Cook the pasta according to the instructions provided on the packet. Make sure to salt the water before you put your pasta in and save about half a cup of this water when draining. Later add a few tablespoons of this into your pesto sauce to loosen it up a bit. Make sure all of the spaghetti is covered in the sauce by mixing thoroughly and serve with some extra Parmesan grated on top.
Creamy lemon spaghetti
Creamy sauces and soups are always a crowd favorite. I usually achieve my desired creaminess in two ways: by using heavy cream or making a simple Bechamel sauce by cooking flour in butter or olive oil with a splash of milk and a sprinkle of salt and pepper (nutmeg is also a nice touch). When I stumbled upon this recipe, I was in love. Working with cream cheese is both simple and extremely delicious. The best part is that the preparation time is at a minimum with a great result to boot.

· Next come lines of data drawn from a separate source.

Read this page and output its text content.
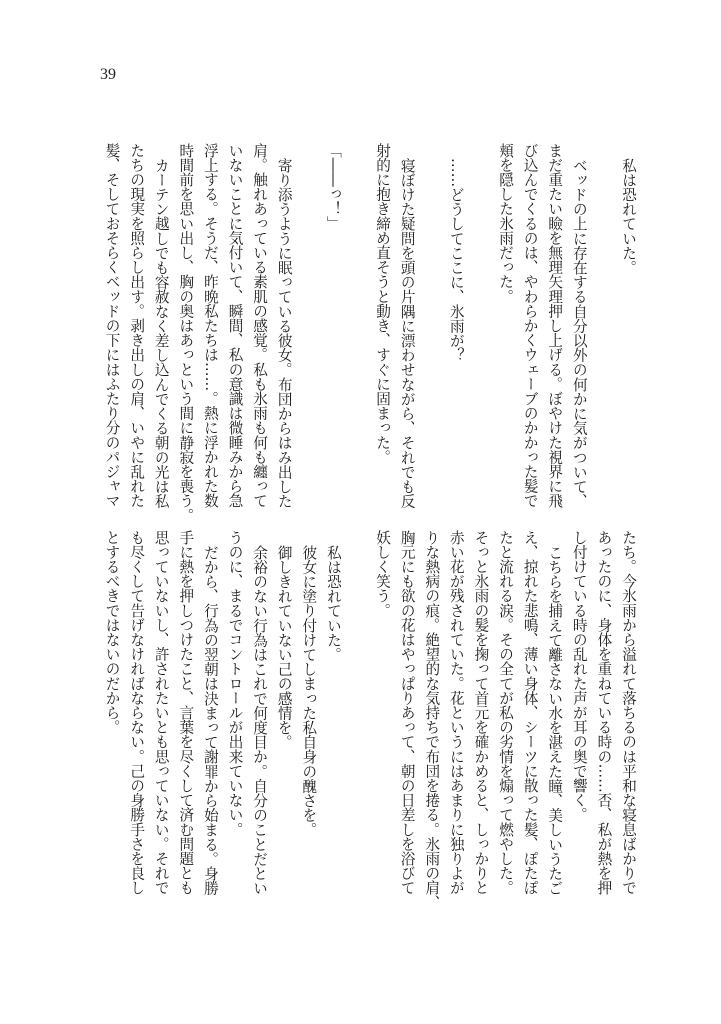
39
私は恐れていた。
ベッドの上に存在する自分以外の何かに気がついて、
まだ重たい瞼を無理矢理押し上げる。ぼやけた視界に飛
び込んでくるのは、やわらかくウェーブのかかった髪で
頬を隠した氷雨だった。
……どうしてここに、氷雨が？
寝ぼけた疑問を頭の片隅に漂わせながら、それでも反
射的に抱き締め直そうと動き、すぐに固まった。
「――っ！」
寄り添うように眠っている彼女。布団からはみ出した
肩。触れあっている素肌の感覚。私も氷雨も何も纏って
いないことに気付いて、瞬間、私の意識は微睡みから急
浮上する。そうだ、昨晩私たちは……。熱に浮かれた数
時間前を思い出し、胸の奥はあっという間に静寂を喪う。
カーテン越しでも容赦なく差し込んでくる朝の光は私
たちの現実を照らし出す。剥き出しの肩、いやに乱れた
髪、そしておそらくベッドの下にはふたり分のパジャマ
たち。今氷雨から溢れて落ちるのは平和な寝息ばかりで
あったのに、身体を重ねている時の……否、私が熱を押
し付けている時の乱れた声が耳の奥で響く。
こちらを捕えて離さない水を湛えた瞳、美しいうたご
え、掠れた悲鳴、薄い身体、シーツに散った髪、ぽたぽ
たと流れる涙。その全てが私の劣情を煽って燃やした。
そっと氷雨の髪を掬って首元を確かめると、しっかりと
赤い花が残されていた。花というにはあまりに独りよが
りな熱病の痕。絶望的な気持ちで布団を捲る。氷雨の肩、
胸元にも欲の花はやっぱりあって、朝の日差しを浴びて
妖しく笑う。
私は恐れていた。
彼女に塗り付けてしまった私自身の醜さを。
御しきれていない己の感情を。
余裕のない行為はこれで何度目か。自分のことだとい
うのに、まるでコントロールが出来ていない。
だから、行為の翌朝は決まって謝罪から始まる。身勝
手に熱を押しつけたこと、言葉を尽くして済む問題とも
思っていないし、許されたいとも思っていない。それで
も尽くして告げなければならない。己の身勝手さを良し
とするべきではないのだから。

Chop the garlic finely and fry it lightly in a bit of olive oil. Add the cream cheese and lemon juice and mix until the cream cheese melts completely. Add the broth, stir well and season to your liking.
Meanwhile, cook the pasta according to the instructions and drain. Add the spaghetti to the sauce, mix and serve.
Instead of broth, you can always add a bit of the pasta water to your creamy lemon sauce.
Topping your spaghetti with some fresh vegetables is a great idea. Tomatoes or cucumbers are my favorites as they give a nice little color and fresh, crunchy texture.
If you like lemons a lot, make sure to add in the meaty part of the lemon as well. Once you have squeezed out all of the juice, you can either cut the meaty bits out of them or depending on how soft your lemon is, scoop them out with a spoon. The more sour flavor there is in the sauce, the better it tastes.
The most simple and nutritious way to achieve this is with zoodles, aka zucchini noodles. Once only a trendy food in vegetarian cafes, now many people opt for this alternative. You can create your own either with a hand spiralizer or by cutting them into thin strips yourself. Other gadgets such as mandolin slicers or a variety of attachments on food processors are a great help as well, but there are a few things to keep in mind when cooking them.
If you want to make any of these sauces to go with your zoodles, you can just pour the sauce on top. You don't even have to cook your zoodles for long if you like a bit of a bite. My advice, when it comes to sauce, would be to make sure that the sauce is not too thin. As zucchinis, just like their cucumber brothers, have high water content, they will start releasing their juices when heated or after coming into contact with salt. With the lemony sauce, it's best to skip the broth part.
If you want to avoid wateriness completely, sprinkle the zoodles with some salt and let them rest for a few minutes. You can drain the excess water and then proceed with your cooking. The longer you let them rest the less water they’ll release afterward.